We have implemented passive cell balancing to ensure consistent charging and discharging across all cells. The system initiates balancing when any cell reaches 4.1V, at which point the BMS begins discharging the cell through a resistor. This prevents overcharging and maintains the health of the battery pack.
The BMS was integrated into our Formula Student Electric vehicle (code-named FERN) and underwent extensive testing prior to competition. During testing, the BMS was configured to monitor and control cell voltages, temperatures, and balancing operations. The system performed well in these real-world conditions.
Initial Testing |
Testing in Integrated System |
Testing in Integrated System |
PCB design |
This video showcases the testing process of the Modular Battery Management System (BMS).
The BMS was integrated into the vehicle of Formula Electric Racing NUST, a student-led team from the National University of Sciences and Technology (NUST).
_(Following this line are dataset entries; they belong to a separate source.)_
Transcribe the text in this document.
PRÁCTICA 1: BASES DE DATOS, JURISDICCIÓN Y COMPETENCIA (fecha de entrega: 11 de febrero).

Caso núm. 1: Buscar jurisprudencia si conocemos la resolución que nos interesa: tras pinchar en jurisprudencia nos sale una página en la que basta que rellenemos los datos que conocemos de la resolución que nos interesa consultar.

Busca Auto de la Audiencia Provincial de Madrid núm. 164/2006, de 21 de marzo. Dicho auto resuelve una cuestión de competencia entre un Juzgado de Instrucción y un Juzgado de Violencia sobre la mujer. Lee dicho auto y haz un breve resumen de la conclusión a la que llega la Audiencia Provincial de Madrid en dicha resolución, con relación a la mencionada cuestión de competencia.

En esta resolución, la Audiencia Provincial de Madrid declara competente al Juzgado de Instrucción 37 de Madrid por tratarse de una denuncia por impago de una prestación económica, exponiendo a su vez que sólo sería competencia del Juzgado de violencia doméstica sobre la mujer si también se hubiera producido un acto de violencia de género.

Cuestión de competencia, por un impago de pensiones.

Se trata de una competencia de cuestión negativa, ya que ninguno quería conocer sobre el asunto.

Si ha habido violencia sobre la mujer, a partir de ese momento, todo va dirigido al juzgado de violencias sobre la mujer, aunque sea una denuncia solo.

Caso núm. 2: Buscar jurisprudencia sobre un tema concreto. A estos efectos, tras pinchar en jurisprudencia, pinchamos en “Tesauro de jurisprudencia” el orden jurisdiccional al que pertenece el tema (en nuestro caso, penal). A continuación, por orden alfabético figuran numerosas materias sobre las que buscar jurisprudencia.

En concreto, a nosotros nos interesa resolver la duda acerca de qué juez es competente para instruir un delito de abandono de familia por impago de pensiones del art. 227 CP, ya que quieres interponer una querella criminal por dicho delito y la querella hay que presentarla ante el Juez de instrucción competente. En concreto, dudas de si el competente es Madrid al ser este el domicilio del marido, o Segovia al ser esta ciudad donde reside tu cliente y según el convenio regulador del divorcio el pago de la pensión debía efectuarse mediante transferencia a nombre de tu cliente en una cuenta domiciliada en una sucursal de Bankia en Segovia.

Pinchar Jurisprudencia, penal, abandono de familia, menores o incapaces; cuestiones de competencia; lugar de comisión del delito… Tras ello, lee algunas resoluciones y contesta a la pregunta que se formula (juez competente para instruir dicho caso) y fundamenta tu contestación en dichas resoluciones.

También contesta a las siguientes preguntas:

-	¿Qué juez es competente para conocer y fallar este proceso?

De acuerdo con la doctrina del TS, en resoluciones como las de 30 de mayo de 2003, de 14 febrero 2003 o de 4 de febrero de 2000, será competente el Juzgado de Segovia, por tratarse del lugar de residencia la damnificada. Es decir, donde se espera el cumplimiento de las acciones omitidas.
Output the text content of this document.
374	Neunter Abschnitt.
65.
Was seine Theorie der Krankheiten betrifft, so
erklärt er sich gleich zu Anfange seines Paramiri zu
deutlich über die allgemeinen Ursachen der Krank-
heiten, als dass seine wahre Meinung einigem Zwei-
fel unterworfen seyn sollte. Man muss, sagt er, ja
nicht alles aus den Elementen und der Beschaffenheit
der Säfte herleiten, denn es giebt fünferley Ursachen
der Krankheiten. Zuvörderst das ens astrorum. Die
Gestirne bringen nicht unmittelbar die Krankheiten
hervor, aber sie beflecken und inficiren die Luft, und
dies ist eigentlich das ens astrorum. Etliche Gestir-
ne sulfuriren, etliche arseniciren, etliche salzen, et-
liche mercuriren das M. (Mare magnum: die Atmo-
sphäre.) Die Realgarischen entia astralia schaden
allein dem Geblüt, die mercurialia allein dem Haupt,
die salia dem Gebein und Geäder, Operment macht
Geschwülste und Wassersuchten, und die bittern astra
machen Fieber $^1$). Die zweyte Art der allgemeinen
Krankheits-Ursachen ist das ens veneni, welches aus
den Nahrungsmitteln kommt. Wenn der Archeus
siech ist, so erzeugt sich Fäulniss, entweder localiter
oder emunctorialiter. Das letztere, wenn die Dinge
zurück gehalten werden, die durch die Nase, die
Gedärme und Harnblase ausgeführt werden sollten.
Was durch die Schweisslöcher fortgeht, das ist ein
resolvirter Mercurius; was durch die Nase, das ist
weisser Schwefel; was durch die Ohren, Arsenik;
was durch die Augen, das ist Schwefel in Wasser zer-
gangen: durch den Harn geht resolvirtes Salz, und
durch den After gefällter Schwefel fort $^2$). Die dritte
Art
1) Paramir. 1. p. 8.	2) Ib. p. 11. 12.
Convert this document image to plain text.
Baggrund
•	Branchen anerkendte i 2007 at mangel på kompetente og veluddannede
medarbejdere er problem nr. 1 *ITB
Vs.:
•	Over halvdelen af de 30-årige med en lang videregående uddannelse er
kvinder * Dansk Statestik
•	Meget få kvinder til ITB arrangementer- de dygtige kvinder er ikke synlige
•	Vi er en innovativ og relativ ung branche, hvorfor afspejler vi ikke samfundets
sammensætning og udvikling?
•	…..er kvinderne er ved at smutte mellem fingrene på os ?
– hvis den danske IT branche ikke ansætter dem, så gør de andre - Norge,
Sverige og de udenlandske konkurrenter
The team designs and builds electric race cars for the Formula Student competition, focusing on innovation and performance in electric mobility.
This BMS design was presented to Tesla as part of our sponsorship proposal, and it was recognized for its innovation and potential. As a result, Formula Electric Racing NUST (FERN) became the first and only team from Pakistan to receive technical sponsorship from Tesla. This sponsorship includes a €5000 discount on Enepaq TinyBMS, ADI, and TI BMS chips and development boards. Tesla’s support has greatly contributed to our team's efforts in advancing electric vehicle technology and achieving global milestones in motorsport engineering.
This project presents a cost-effective, modular, and scalable Battery Management System (BMS) tailored for high-performance Formula Student electric vehicles. The system has proven its reliability through rigorous testing, but there are areas for further improvement, such as enhancing current sensing accuracy and exploring more compact design options through FPGA integration.
This project is licensed under the MIT License - see the LICENSE file for details.